The database doesn't differ documents without a desc field and documents with a desc field with the value null. One more test:

db.test.find({desc: null})
// Output:
{ "_id" : ObjectId("5192d2441698aa96f0690d98"), "a" : 1 }
{ "_id" : ObjectId("5192d23f1698aa96f0690d97"), "a" : 1, "desc" : null }

But the differences are only ignored in the queries, because, as shown in the last example above, the fields are still saved on disk and you'll receive documents with the same structure of the documents that were sent to the MongoDB.

Question

When dealing with "empty" data, for example when inserting an empty string, should I default it to null, "" or not insert it at all ?

There isn't much difference from {desc: null} to {}, because most of the operators will have the same result. You should only pay special attention to these two operators:

I'd save documents without the desc field, because the operators will continue to work as expected and I'd save some space.

Padding factor

If you know the documents in your database grow frequently, then MongoDB might need to move the documents during the update, because there isn't enough space in the previous document place. To prevent moving documents around, MongoDB allocates extra space for each document.

The ammount of extra space allocated by MongoDB per document is controlled by the padding factor. You cannot (and don't need to) choose the padding factor, because MongoDB will adaptively learn it, but you can help MongoDB preallocating internal space for each document by filling the possible future fields with null values.
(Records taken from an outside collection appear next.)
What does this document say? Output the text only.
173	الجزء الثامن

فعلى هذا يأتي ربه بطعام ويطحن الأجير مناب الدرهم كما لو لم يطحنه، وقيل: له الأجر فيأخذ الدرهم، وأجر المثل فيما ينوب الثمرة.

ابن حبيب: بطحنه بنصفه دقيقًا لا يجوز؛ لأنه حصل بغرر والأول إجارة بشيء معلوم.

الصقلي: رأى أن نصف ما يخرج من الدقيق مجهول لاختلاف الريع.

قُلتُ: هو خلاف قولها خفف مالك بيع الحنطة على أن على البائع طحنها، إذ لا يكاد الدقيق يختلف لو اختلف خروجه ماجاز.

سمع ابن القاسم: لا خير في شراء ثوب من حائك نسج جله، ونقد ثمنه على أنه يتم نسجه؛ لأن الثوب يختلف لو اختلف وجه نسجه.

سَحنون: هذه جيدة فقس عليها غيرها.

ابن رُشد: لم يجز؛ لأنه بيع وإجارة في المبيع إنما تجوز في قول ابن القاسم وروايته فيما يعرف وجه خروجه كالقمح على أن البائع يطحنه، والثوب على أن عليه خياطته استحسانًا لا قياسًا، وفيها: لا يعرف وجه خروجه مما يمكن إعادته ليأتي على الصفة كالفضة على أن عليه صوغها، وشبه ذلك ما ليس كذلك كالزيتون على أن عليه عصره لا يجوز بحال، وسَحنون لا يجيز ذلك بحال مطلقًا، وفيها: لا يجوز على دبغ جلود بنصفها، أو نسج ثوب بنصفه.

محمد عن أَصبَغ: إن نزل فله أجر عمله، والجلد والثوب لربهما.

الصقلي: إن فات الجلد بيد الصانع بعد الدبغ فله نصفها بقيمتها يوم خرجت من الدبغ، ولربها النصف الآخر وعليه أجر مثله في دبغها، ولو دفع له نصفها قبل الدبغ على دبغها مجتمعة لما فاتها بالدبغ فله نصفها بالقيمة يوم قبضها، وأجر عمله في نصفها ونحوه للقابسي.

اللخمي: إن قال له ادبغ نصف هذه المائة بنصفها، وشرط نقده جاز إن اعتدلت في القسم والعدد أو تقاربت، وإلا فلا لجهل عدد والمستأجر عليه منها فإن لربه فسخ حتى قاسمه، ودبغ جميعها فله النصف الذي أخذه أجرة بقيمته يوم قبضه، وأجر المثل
The difference is very small (depending on your application) and might be even smaller after MongoDB learn the best padding factor.

Sparse indexes

This section isn't too important to your specific problem right now, but may help you when you face similar problems.

If you create an unique index on field desc, then you wouldn't be able to save more than one document with the same value and in the previous database, we had more than one document with same value on field desc. Let's try to create an unique index in the previous presented database and see what error we get:

db.test.ensureIndex({desc: 1}, {unique: true})
// Output:
{
    "err" : "E11000 duplicate key error index: test.test.$desc_1  dup key: { : null }",
    "code" : 11000,
    "n" : 0,
    "connectionId" : 3,
    "ok" : 1
}

If we want to be able to create an unique index on some field and let some documents have this field empty, we should create a sparse index. Let's try to create the unique index again:

// No errors this time:
db.test.ensureIndex({desc: 1}, {unique: true, sparse: true})
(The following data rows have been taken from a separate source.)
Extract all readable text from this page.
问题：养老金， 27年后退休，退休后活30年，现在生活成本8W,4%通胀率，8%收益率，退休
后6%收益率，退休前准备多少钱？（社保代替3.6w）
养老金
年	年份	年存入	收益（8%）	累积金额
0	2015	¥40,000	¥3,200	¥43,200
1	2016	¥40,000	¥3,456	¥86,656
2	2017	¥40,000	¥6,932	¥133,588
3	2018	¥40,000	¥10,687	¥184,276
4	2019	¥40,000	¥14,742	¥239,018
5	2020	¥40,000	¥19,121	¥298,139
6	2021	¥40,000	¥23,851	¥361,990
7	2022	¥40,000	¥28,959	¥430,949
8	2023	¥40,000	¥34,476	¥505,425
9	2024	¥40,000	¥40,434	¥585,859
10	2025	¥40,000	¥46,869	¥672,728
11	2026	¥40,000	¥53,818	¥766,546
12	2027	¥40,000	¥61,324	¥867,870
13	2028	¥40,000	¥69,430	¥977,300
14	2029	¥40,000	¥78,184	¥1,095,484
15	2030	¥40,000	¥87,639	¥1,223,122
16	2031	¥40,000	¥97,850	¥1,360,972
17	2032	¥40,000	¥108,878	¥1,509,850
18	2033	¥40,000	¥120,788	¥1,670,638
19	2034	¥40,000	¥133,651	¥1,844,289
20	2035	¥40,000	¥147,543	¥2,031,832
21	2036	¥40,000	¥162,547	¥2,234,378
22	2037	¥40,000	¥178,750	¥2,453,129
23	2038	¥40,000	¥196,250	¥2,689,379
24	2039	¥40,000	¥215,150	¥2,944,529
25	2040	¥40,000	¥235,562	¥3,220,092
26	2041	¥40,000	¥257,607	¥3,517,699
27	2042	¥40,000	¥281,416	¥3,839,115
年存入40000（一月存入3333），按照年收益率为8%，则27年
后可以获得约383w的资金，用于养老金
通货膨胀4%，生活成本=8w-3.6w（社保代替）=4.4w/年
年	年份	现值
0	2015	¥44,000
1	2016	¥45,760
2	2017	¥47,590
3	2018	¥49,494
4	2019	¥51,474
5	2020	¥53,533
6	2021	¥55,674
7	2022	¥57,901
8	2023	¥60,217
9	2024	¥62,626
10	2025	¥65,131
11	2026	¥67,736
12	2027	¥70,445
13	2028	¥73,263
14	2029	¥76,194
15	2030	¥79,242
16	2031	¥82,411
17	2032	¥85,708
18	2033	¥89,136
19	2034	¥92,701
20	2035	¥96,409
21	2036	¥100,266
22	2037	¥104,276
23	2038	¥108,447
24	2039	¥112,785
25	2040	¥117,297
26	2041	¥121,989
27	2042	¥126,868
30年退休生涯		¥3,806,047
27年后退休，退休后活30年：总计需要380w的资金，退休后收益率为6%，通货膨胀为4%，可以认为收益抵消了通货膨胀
So far, so good, but why am I explaining all this? Because there is a obscure behaviour about sparse indexes. In the following query, we expect to have ALL documents sorted by desc.
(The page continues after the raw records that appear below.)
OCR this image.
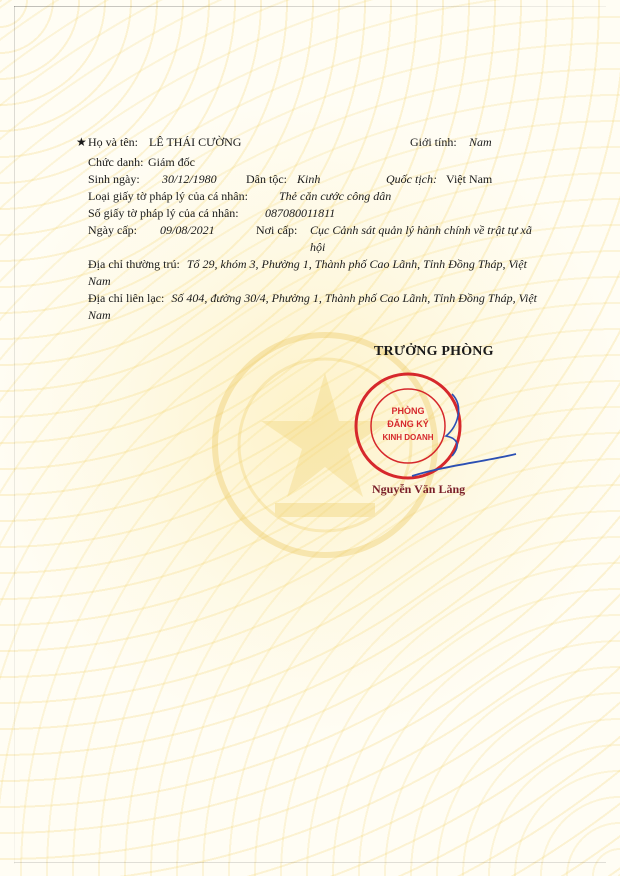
★ Họ và tên: LÊ THÁI CƯỜNG	Giới tính: Nam
Chức danh: Giám đốc
Sinh ngày: 30/12/1980 Dân tộc: Kinh	Quốc tịch: Việt Nam
Loại giấy tờ pháp lý của cá nhân:	Thẻ căn cước công dân
Số giấy tờ pháp lý của cá nhân: 087080011811
Ngày cấp: 09/08/2021	Nơi cấp: Cục Cảnh sát quản lý hành chính về trật tự xã hội
Địa chỉ thường trú: Tổ 29, khóm 3, Phường 1, Thành phố Cao Lãnh, Tỉnh Đồng Tháp, Việt Nam
Địa chỉ liên lạc: Số 404, đường 30/4, Phường 1, Thành phố Cao Lãnh, Tỉnh Đồng Tháp, Việt Nam
TRƯỞNG PHÒNG
PHÒNG
ĐĂNG KÝ
KINH DOANH
Nguyễn Văn Lăng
db.test.find().sort({desc: 1})
// Output:
{ "_id" : ObjectId("5192d23f1698aa96f0690d97"), "a" : 1, "desc" : null }
{ "_id" : ObjectId("5192d23b1698aa96f0690d96"), "a" : 1, "desc" : "" }

The result seems weird. What happened to the missing document? Let's try the query without sorting it:

{ "_id" : ObjectId("5192d23b1698aa96f0690d96"), "a" : 1, "desc" : "" }
{ "_id" : ObjectId("5192d23f1698aa96f0690d97"), "a" : 1, "desc" : null }
{ "_id" : ObjectId("5192d2441698aa96f0690d98"), "a" : 1 }

All documents were returned this time. What's happening? It's simple, but not so obvious. When we sort the result by desc, we use the sparse index created previously and there is no entries for the documents that haven't the desc field. The following query show us the use of the index to sort the result:

db.test.find().sort({desc: 1}).explain().cursor
// Output:
"BtreeCursor desc_1"

We can skip the index using a hint:

db.test.find().sort({desc: 1}).hint({$natural: 1})
// Output:
{ "_id" : ObjectId("5192d23f1698aa96f0690d97"), "a" : 1, "desc" : null }
{ "_id" : ObjectId("5192d2441698aa96f0690d98"), "a" : 1 }
{ "_id" : ObjectId("5192d23b1698aa96f0690d96"), "a" : 1, "desc" : "" }

Summary

  • Sparse unique indexes don't work if you include {desc: null}
  • Sparse unique indexes don't work if you include {desc: ""}
  • Sparse indexes might change the result of a query